I'd replace "Japan" with "Korea".
We buy Korean machine tools ahead of Japanese ones; just as good but 30% of the price.
 
I'd replace "Japan" with "Korea".
We buy Korean machine tools ahead of Japanese ones; just as good but 30% of the price.

Yes but Japan has seen a 30%-40% rise in the yen every decade for the last 40 years and still remains up there as one of the major exporter. Should the yen weaken then no doubt Japan will take its share back.

They still make the world's best quality products. Testement to the world's best quality and technology that they remain a top manufacturer despite such crippling currency moves for their exporters.

There is a very good book on the rise of each Asian country from backwater to first world titled 'The miracle, the epic story of Asia's quest for wealth'. Very interesting account of the reasons for first Japan's rise then HK, Sing, SK, etc.

The thing with South Korea is that the equity market there always has the cloud of reunification over it.
 
They still make the world's best quality products. Testement to the world's best quality and technology that they remain a top manufacturer despite such crippling currency moves for their exporters.

Hi ringledman,

What do you mean by "crippling currency moves" and if exporting was so important to Japan why would they implement such moves?

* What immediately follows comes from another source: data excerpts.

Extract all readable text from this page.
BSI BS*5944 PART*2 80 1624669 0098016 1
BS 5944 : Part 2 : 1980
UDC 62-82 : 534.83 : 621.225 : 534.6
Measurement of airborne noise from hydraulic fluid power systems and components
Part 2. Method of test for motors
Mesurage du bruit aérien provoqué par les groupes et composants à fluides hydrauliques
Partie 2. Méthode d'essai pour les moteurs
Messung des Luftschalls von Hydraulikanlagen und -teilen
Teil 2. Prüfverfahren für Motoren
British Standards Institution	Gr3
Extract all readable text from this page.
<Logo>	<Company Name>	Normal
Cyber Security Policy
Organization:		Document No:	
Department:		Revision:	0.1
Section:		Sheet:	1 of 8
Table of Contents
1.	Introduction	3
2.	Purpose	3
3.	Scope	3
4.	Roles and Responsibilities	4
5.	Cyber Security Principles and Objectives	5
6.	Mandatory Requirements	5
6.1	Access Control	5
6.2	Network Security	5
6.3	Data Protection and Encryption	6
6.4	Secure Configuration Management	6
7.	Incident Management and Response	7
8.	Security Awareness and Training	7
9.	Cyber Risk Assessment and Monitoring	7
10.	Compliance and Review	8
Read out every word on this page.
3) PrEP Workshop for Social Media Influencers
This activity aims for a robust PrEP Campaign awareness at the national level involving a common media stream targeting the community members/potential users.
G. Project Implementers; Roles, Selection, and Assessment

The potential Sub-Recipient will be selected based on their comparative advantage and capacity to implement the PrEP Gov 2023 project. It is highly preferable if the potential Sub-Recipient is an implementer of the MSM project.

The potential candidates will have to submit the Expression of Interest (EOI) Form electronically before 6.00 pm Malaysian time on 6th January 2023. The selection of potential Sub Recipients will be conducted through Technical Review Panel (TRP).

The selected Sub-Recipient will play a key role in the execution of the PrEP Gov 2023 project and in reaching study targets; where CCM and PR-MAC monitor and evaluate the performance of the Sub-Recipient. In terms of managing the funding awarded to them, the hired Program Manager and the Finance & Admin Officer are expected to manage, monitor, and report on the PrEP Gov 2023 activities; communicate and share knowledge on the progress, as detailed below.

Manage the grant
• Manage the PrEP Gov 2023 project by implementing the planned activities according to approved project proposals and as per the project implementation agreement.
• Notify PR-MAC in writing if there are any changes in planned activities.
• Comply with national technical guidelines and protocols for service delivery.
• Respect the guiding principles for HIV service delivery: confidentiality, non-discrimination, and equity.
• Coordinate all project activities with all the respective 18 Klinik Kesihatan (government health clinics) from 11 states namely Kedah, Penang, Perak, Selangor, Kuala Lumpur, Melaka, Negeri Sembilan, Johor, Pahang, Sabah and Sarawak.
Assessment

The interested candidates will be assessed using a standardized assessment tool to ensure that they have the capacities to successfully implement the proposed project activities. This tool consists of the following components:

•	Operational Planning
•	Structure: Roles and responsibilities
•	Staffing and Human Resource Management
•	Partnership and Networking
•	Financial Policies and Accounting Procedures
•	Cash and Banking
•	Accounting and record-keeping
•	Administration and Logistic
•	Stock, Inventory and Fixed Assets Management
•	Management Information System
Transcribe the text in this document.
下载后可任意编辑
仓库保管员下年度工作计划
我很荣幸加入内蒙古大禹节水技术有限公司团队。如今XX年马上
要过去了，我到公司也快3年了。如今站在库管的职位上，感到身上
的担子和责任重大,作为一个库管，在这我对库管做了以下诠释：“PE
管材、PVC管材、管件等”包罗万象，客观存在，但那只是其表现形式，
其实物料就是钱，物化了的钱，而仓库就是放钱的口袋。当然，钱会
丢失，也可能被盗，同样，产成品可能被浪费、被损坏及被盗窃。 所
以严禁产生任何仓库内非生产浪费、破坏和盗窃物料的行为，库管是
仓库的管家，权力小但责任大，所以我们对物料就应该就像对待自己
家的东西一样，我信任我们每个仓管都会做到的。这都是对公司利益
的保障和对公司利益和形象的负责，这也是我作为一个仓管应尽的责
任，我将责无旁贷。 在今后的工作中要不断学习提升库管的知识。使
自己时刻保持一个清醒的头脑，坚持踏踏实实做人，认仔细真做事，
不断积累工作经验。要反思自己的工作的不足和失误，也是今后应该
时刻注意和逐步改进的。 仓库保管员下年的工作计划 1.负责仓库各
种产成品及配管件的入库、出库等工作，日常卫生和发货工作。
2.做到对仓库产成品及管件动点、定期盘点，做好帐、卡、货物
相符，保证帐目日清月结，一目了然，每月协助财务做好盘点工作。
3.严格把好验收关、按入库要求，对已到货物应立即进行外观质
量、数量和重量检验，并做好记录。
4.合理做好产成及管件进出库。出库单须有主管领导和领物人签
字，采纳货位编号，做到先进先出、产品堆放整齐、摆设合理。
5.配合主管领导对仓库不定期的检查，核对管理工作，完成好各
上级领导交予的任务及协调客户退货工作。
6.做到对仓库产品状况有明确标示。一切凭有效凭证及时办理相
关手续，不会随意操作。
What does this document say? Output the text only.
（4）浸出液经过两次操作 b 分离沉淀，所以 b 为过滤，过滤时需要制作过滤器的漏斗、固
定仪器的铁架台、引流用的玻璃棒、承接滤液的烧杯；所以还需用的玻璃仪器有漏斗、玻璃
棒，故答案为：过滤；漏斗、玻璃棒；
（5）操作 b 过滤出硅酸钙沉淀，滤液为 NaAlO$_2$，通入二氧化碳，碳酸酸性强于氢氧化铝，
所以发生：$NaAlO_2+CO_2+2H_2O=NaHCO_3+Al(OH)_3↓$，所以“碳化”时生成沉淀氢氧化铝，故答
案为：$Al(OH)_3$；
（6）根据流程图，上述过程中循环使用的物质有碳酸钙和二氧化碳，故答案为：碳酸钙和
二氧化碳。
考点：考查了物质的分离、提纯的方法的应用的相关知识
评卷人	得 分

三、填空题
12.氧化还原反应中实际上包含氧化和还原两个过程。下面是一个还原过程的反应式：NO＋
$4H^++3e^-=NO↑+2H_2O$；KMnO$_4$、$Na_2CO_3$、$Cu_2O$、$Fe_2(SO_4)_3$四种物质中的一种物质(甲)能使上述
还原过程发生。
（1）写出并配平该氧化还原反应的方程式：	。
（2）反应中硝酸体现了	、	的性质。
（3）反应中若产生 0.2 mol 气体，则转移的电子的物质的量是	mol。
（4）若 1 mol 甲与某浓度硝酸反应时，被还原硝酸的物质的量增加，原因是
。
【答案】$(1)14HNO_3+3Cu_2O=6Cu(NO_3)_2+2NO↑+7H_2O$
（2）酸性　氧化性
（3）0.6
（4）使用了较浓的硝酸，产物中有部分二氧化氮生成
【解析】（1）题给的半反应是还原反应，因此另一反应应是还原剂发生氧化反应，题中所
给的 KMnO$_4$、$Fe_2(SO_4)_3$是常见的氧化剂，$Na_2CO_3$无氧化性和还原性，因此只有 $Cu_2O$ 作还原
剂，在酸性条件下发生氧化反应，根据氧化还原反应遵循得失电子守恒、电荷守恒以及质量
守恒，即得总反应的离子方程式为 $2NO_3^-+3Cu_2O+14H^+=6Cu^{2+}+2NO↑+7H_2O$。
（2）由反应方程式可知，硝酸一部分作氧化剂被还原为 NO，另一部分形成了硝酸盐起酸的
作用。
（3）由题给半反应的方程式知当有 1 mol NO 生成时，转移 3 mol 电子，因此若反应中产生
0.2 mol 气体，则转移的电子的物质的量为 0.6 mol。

Asking out of interest as no real understanding of this side of things.

Thanks,
Firefly.
 
Hi ringledman,

What do you mean by "crippling currency moves" and if exporting was so important to Japan why would they implement such moves? Asking out of interest as no real understanding of this side of things.

Thanks,
Firefly.

Japan has remained one of the world's largest exporters despite it's currency rising year after year.

The Yen was at 360 to the dollar in the 70s and now stands at 82. I think various reasons have led to its rise. Japan's exporting machine and huge current account surpluses over the years. The Japanese government have for decades tried to pull it down but like most governments are useless at manipulating markets.

Should the yen finally weaken and as the Japanese market is priced so low on a price/book level and heading towards being cheap on a price/earnings basis, then there could be a large upside to the market there as exporters finally make the profit margins. They have had to run a very lean ship to cope with the pressure from the yen.

Japanese property is back to 70s levels. Japanese equities back to 80s level. This graphs tells an interesting story -

http://greenbackd.files.wordpress.com/2010/02/grice-japan-net-net-1.png

All asset markets finally revert to the mean from either overvaluation (ie 2000 tech bubble) or undervaluation (ie japan now).
 
And if China goes pop then it has huge implications for Austrailia.... and the Irish over there.
 
One reason that Japan, and many other countries, significantly benefit from a strong currency is twofold. Firstly, Japan has no oil or gas resources, and also lacks most other raw commodities; a strong currency makes it a lot cheaper to import these and this reduces production costs while increasing competitiveness. Secondly, a strong currency attracts capital investment which increases investment in production. Germany after WWII was advised by everyone to weaken the currency; Ludwig Erhardt did the opposite and thus set one of the main foundation blocks of the so called economic miracle. Strong currencies are a good thing and should be strived towards.
 
i think japan is the natural leader in asia, look at germany it was in the doldrums for twenty years and now it is head and shoulders above the rest of europe, japan technically is way ahead of the rest of asia and is much more mature, china has yet to be proved in innovation
 
China’s export and infrastructure led growth boom is coming to an end, i.e. getting to more sustainable levels, so they now have to create growth by developing their domestic consumer market. Not an easy task for a police state.